Linux Kernel HFS Slab-Out-Of-Bounds Vulnerability in B-Node Functions

A slab-out-of-bounds vulnerability has been identified in the Linux kernel's handling of HFS (Hierarchical File System) B-nodes. This issue arises in several functions, including 'hfs_bnode_read', 'hfs_bnode_write', 'hfs_bnode_clear', 'hfs_bnode_copy', and 'hfs_bnode_move'. The vulnerability allows for memory access beyond allocated boundaries, which can lead to crashes. The issue has been addressed by introducing two new methods: 'is_bnode_offset_valid', which checks the validity of offset values, and 'check_and_correct_requested_length', which verifies and adjusts requested lengths as needed.
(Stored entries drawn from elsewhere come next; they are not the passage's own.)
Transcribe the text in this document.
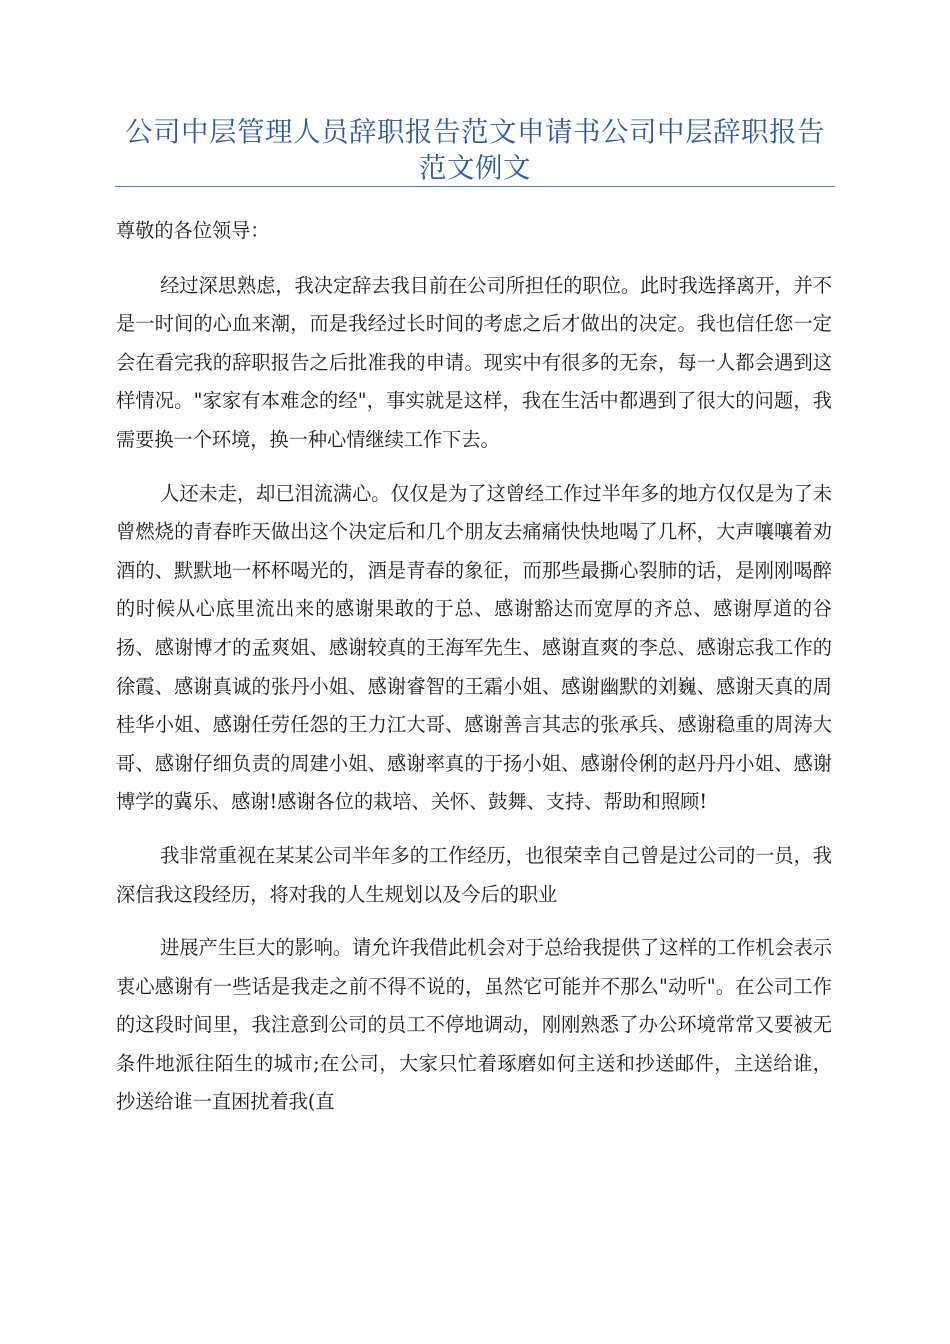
公司中层管理人员辞职报告范文申请书公司中层辞职报告范文例文

尊敬的各位领导：

经过深思熟虑，我决定辞去我目前在公司所担任的职位。此时我选择离开，并不是一时间的心血来潮，而是我经过长时间的考虑之后才做出的决定。我也信任您一定会在看完我的辞职报告之后批准我的申请。现实中有很多的无奈，每一人都会遇到这样情况。"家家有本难念的经"，事实就是这样，我在生活中都遇到了很大的问题，我需要换一个环境，换一种心情继续工作下去。

人还未走，却已泪流满心。仅仅是为了这曾经工作过半年多的地方仅仅是为了未曾燃烧的青春昨天做出这个决定后和几个朋友去痛痛快快地喝了几杯，大声嚷嚷着劝酒的、默默地一杯杯喝光的，酒是青春的象征，而那些最撕心裂肺的话，是刚刚喝醉的时候从心底里流出来的感谢果敢的于总、感谢豁达而宽厚的齐总、感谢厚道的谷扬、感谢博才的孟爽姐、感谢较真的王海军先生、感谢直爽的李总、感谢忘我工作的徐霞、感谢真诚的张丹小姐、感谢睿智的王霜小姐、感谢幽默的刘巍、感谢天真的周桂华小姐、感谢任劳任怨的王力江大哥、感谢善言其志的张承兵、感谢稳重的周涛大哥、感谢仔细负责的周建小姐、感谢率真的于扬小姐、感谢伶俐的赵丹丹小姐、感谢博学的冀乐、感谢!感谢各位的栽培、关怀、鼓舞、支持、帮助和照顾!

我非常重视在某某公司半年多的工作经历，也很荣幸自己曾是过公司的一员，我深信我这段经历，将对我的人生规划以及今后的职业

进展产生巨大的影响。请允许我借此机会对于总给我提供了这样的工作机会表示衷心感谢有一些话是我走之前不得不说的，虽然它可能并不那么"动听"。在公司工作的这段时间里，我注意到公司的员工不停地调动，刚刚熟悉了办公环境常常又要被无条件地派往陌生的城市;在公司，大家只忙着琢磨如何主送和抄送邮件，主送给谁，抄送给谁一直困扰着我(直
These methods are now integrated into the B-node functions to prevent out-of-bounds memory access.

Impact

The vulnerability could be exploited to cause a denial-of-service condition by crashing the system or application.

Reproduction

The vulnerability can be reproduced by invoking the affected HFS B-node functions with invalid offset or length parameters that exceed the allocated memory boundaries. This can be done by manually adjusting the offset or length values to create a slab-out-of-bounds condition, which will trigger the vulnerability and cause a crash.

Remediation

Users can upgrade to the latest version of the Linux kernel where this vulnerability has been patched. Instructions for upgrading the kernel can be found in the official Linux kernel documentation.